Anyone may file a complaint. The person or organization filing the complaint need not be a victim of the alleged discrimination but may complain on behalf of another person or group. A complainant filing on behalf of or pertaining to another person(s) is responsible for securing any necessary written consent from that individual, including when a parent files for a student over the age of 18.
U.S. Dept. of Education Office of Civil Rights complaint form
Generally, a complaint must be filed with OCR within 180 calendar days of the date of the alleged discrimination. If the complaint is not filed in a timely fashion, the complainant should provide the reason for the delay and request a waiver of this filing requirement. OCR will decide whether to grant the waiver. In addition, OCR will determine whether the complaint contains enough information about the alleged discrimination to proceed to investigation. If OCR needs more information in order to clarify the complaint, it will contact the complainant; and the complainant has 14 calendar days within which to respond to OCR’s request for information unless the complainant has requested additional time to provide the information.

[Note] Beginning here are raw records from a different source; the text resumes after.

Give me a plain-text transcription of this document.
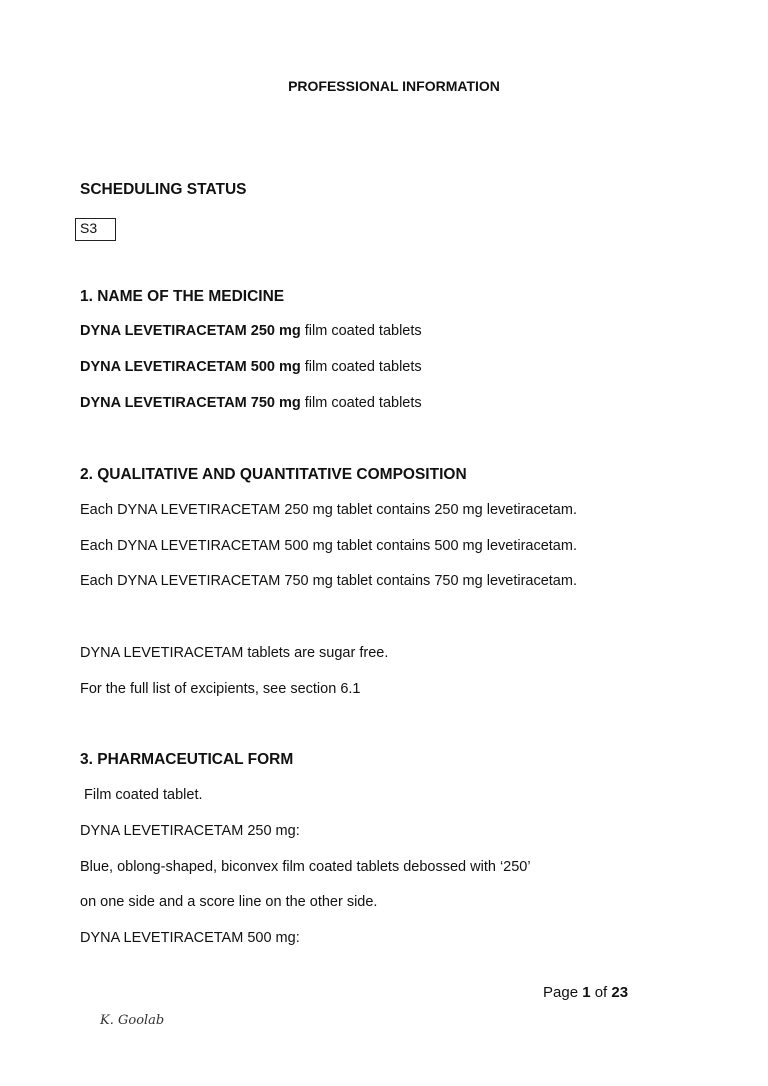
PROFESSIONAL INFORMATION
SCHEDULING STATUS
S3
1. NAME OF THE MEDICINE
DYNA LEVETIRACETAM 250 mg film coated tablets
DYNA LEVETIRACETAM 500 mg film coated tablets
DYNA LEVETIRACETAM 750 mg film coated tablets
2. QUALITATIVE AND QUANTITATIVE COMPOSITION
Each DYNA LEVETIRACETAM 250 mg tablet contains 250 mg levetiracetam.
Each DYNA LEVETIRACETAM 500 mg tablet contains 500 mg levetiracetam.
Each DYNA LEVETIRACETAM 750 mg tablet contains 750 mg levetiracetam.
DYNA LEVETIRACETAM tablets are sugar free.
For the full list of excipients, see section 6.1
3. PHARMACEUTICAL FORM
Film coated tablet.
DYNA LEVETIRACETAM 250 mg:
Blue, oblong-shaped, biconvex film coated tablets debossed with ‘250’
on one side and a score line on the other side.
DYNA LEVETIRACETAM 500 mg:
Page 1 of 23
K. Goolab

You may email OCR’s Discrimination Complaint Form or your own signed letter to ocr@ed.gov.
The OCR National Headquarters is located at:
U.S. Department of Education Office for Civil Rights
400 Maryland Avenue, SW
Washington, D.C. 20202-1100
Telephone: 1-800-421-3481 FAX: 202-453-6012
TDD: 1-800-877-8339
Email: OCR@ed.gov
OCR affords complainants an opportunity to appeal a determination(s) based on a finding of noncompliance (Section 303(a) of OCR’s CPM) and dismissals based on Sections 108(a), (b), (c), (d), (h), and (i) of OCR’s CPM. An appeal can be filed electronically, by mail, or fax. The complainant must either submit electronically a completed appeal form (PDF) or submit a written statement of no more than ten (10) pages (double-spaced, if typed) to the Office for Civil Rights, U.S. Department of Education, 400 Maryland Avenue SW, Washington, D.C. 20202; if submitted by e-mail, to OCR@ed.gov; if submitted by fax, to 202-453-6012. The filing date of an appeal submitted by mail is the date the appeal is postmarked or submitted electronically or by fax.

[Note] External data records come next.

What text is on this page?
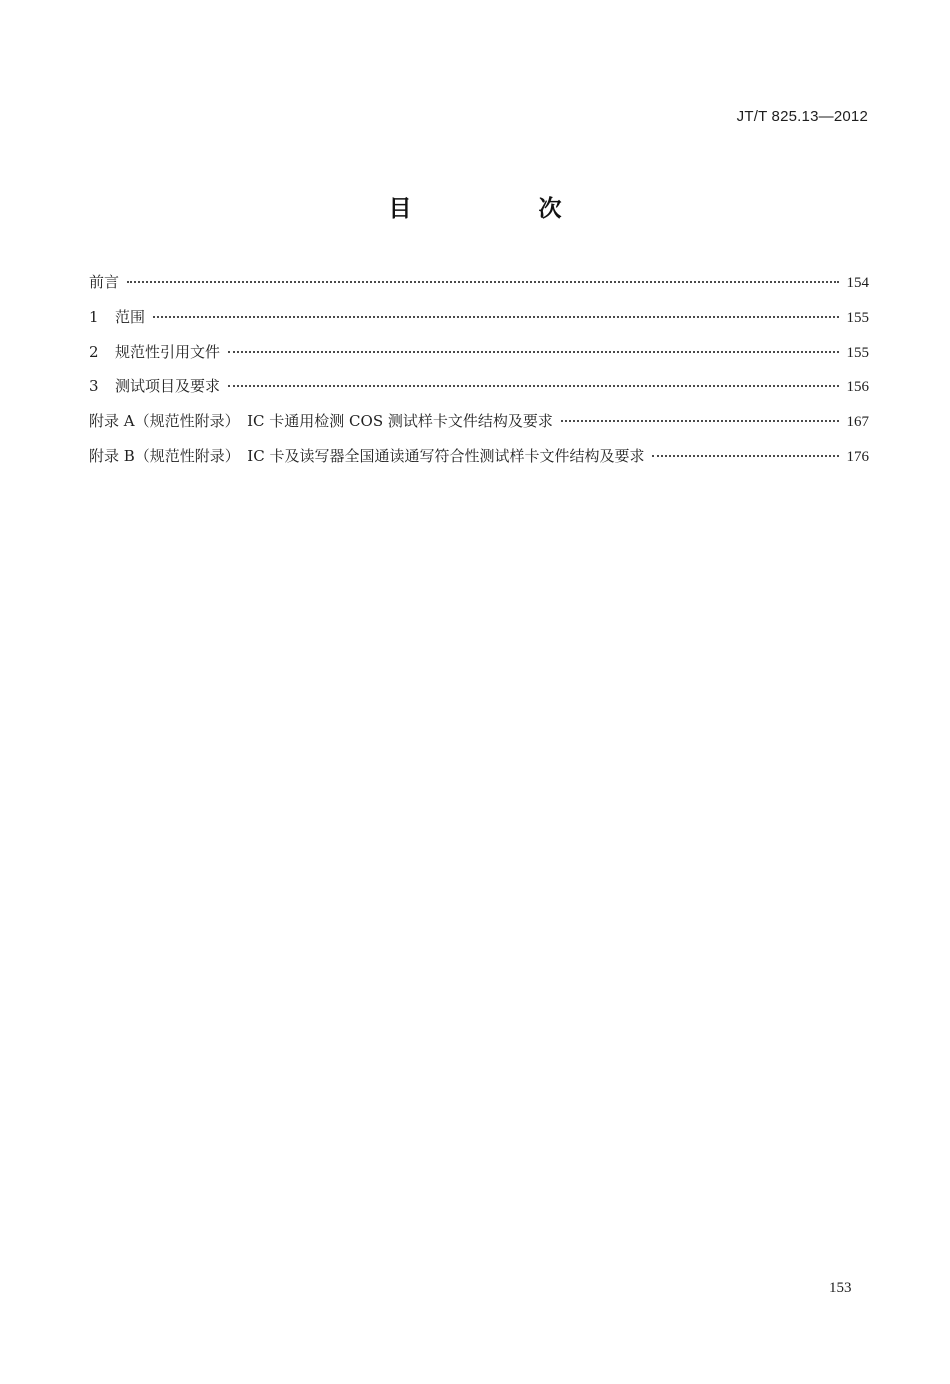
JT/T 825.13—2012
目　次
前言	154
1	范围	155
2	规范性引用文件	155
3	测试项目及要求	156
附录 A（规范性附录）　IC 卡通用检测 COS 测试样卡文件结构及要求	167
附录 B（规范性附录）　IC 卡及读写器全国通读通写符合性测试样卡文件结构及要求	176
153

In the appeal, the complainant must explain why he or she believes the factual information was incomplete or incorrect, the legal analysis was incorrect, or the appropriate legal standard was not applied, and how correction of any error(s) would change the outcome of the case; failure to do so may result in dismissal of the appeal.
An appeal must be submitted within 60 calendar days of the date indicated on the letter of finding or the dismissal. A waiver of the 60-day timeframe may be granted where the complainant was unable to submit the appeal within the 60-day timeframe because of illness or other circumstances, or because of circumstances generated by OCR’s action that have adversely affected the complainant’s ability to submit the appeal timely.
OCR will forward a copy of the complainant’s appeal to the recipient. The recipient has the option to submit to OCR a response to complainant’s appeal. Any response to complainant’s appeal must be submitted to OCR within 14 calendar days of the date that OCR forwarded a copy of the complainant’s appeal to the recipient.
OCR will issue a written decision on the appeal to the parties.
Additional information can be obtained from the California Department of Education Office of Equal Opportunity or from the U.S. Department of Education Office for Civil Rights.